Karakteristik drama realis adalah sesuatu yang tidak diperindah/diperburuk dari keadaan sebenarnya; menyampaikan kepermukaan tanpa harus menutupi kebenaran yang terjadi disekitarnya; menolak seni untuk seni karena visualisasi digunakan untuk kepentingan masyarakat. Selain itu drama realis juga menggunakan bentuk well made play yang ciri-cirinya adalah eksposisi secara jelas menggambarkan situasi dan watak tokoh; pengolahan situasi sangat cermat menuju peristiwa berikutnya; suspens muncul tak terduga dan berbalik menurut logika; plot berlangsung kontinyu dan memuncak; dan resolusi terjadi secara logis dan meyakinkan.
Sesuai dengan salah satu karakteristik drama realis, Naskah Durjana yang diterjemahkan sekaligus diadaptasi kedalam seni dan budaya masyarakat pantai Karawang oleh Abah Sarjang dari naskah Malam Jahanam Karya Motinggo Busye tidak memperindah maupun memperburuk sesuatu dari keadaan sebenarnya. Drama ini menceritakan perselingkuhan sebagaimana adanya pada masa naskah ini di tulis yaitu pada tahun 1950 an. Naskah ini menyampaikan perselingkuhan ini kepermukaan tanpa menutupi kebenaran yang terjadi disekitarnya. Penulis dengan jujur mengungkapkan bagaimana tanggapan masyarakat saat itu dan reaksi orang-orang yang berhubungan dengan perselingkuhan ini. Drama ini merupakan penggambaran keadaan nyata yang dapat diambil contoh bagi masyarakat. Penyebab dan dampak dari perselingkuhan Ijah dan Leman, kematian Mat Kontan Kecil yang tragis dan keegoisan Mat Kontan dapat dipelajari oleh masyarakat dan dipetik hikmat dan amanatnya. Dengan demikian drama Durjana dapat digunakan untuk kepentingan masyarakat.

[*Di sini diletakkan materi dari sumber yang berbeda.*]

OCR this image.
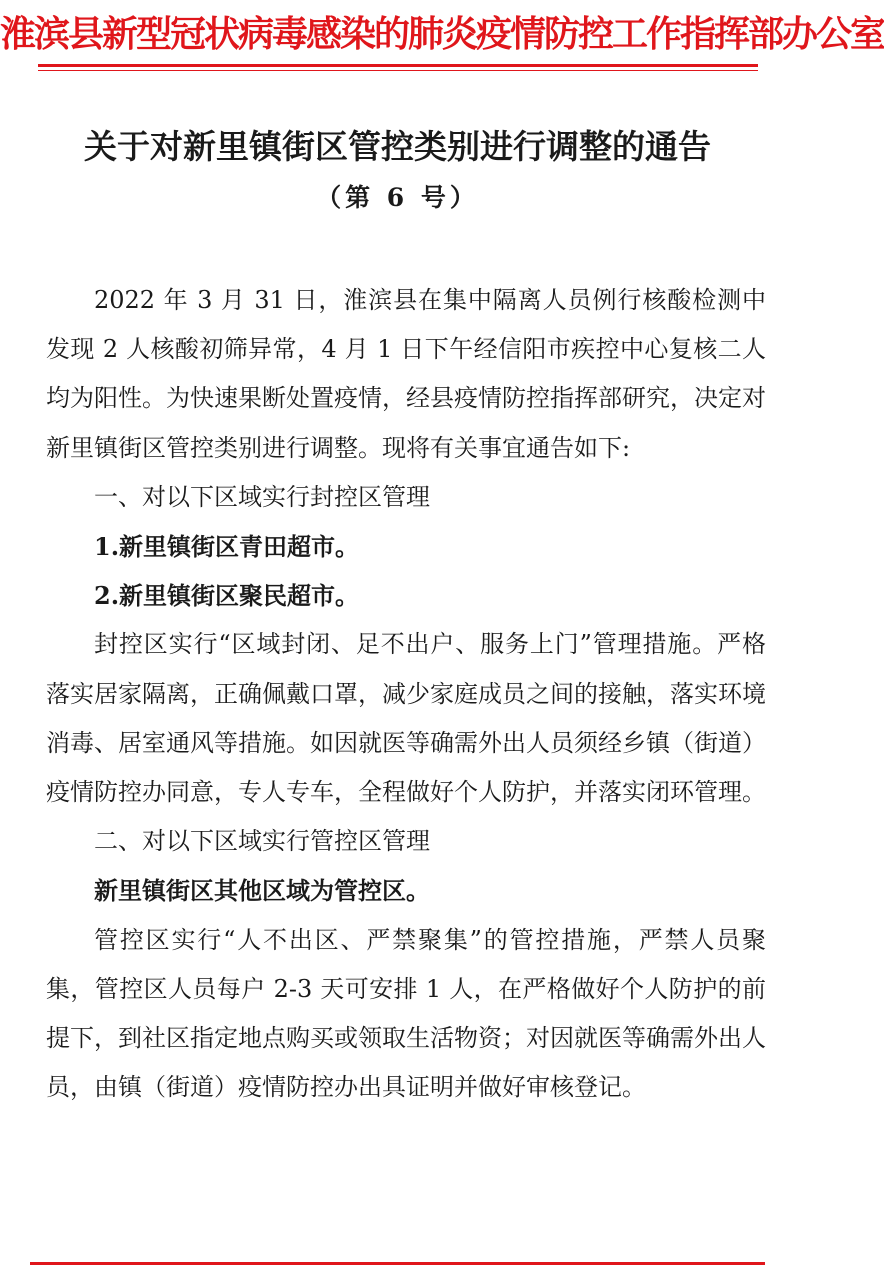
淮滨县新型冠状病毒感染的肺炎疫情防控工作指挥部办公室
关于对新里镇街区管控类别进行调整的通告
（第 6 号）

2022 年 3 月 31 日，淮滨县在集中隔离人员例行核酸检测中发现 2 人核酸初筛异常，4 月 1 日下午经信阳市疾控中心复核二人均为阳性。为快速果断处置疫情，经县疫情防控指挥部研究，决定对新里镇街区管控类别进行调整。现将有关事宜通告如下:

一、对以下区域实行封控区管理

1.新里镇街区青田超市。

2.新里镇街区聚民超市。

封控区实行“区域封闭、足不出户、服务上门”管理措施。严格落实居家隔离，正确佩戴口罩，减少家庭成员之间的接触，落实环境消毒、居室通风等措施。如因就医等确需外出人员须经乡镇（街道）疫情防控办同意，专人专车，全程做好个人防护，并落实闭环管理。

二、对以下区域实行管控区管理

新里镇街区其他区域为管控区。

管控区实行“人不出区、严禁聚集”的管控措施，严禁人员聚集，管控区人员每户 2-3 天可安排 1 人，在严格做好个人防护的前提下，到社区指定地点购买或领取生活物资；对因就医等确需外出人员，由镇（街道）疫情防控办出具证明并做好审核登记。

Ini akan menjadi sebuah daya tarik magnetik ketika naskah diterjemahkan dalam bahasa sunda Karawangan yang kental dengan logat dan bahasa wewengkon Karawang yang majemuk tidak seperti bahasa sunda priangan yang terkesan priyayi, karena bahasa sunda Karawang khususnya didaerah pantai atau hilir yang sudah terjadi akulturasi bahasa dari berbagai bahasa menjadi satu padu dalam keseharian seperti bahasa sunda, jawa, arab, china dan belanda menjadi kesatuan gaya bahasa Karawang atau logat Karawang yang garihal, kasar, keras serta lantang dalam intonasi penekanan dialog-dialogna mencerminkan keteguhan prinsip seperti batu karang, kebesaran hati seluas samudra, serta keberanian dalam menghalau ombak, angin bahkan badai saat mereka pergi melaut untuk menghidupi keluarganya. Masyarakat Karawang pada jaman dulu sangat ramah tamah dan terbuka bagi siapapun pendatang khususnya yang singgah ke bumi Karawang melalui jalur laut dan bermukim dan menetap disepanjang pantai Karawang sehingga terjadi perbauran antara penduduk pribumi dan pendatang menjadi sebuah kesatuan kebudayaan khas Karawang di masyarakat pada masa lalu dan sampai saat ini masih terasa khasanah bahasa, seni dan budaya yang ada dimasyarakat pantai khususnya dan umumnya masyarakat Karawang.
Kekuatan seni dan budaya serta religiutas Karawang yang masih kental dan mampu bertahan sampai saat ini walaupun perkembangan dan hantaman budaya barat seakan memporak-porandakan kebudayaan Karawang. Kenyataan ini yang kami angkat dan suguhkan kepada masyarakat Karawang khususnya bagi pelajar dan umumnya masyarakat luas dalam sebuah pertunjukan teater modern. Berangkat dasar pemikiran di atas kami dari Komunitas Seniman Muda Karawang KOSIM yang bekerjasama dengan Teater Pelangi Karawang akan menggelar Pentas Teater Akhir Tahun drama sunda " Durjana ".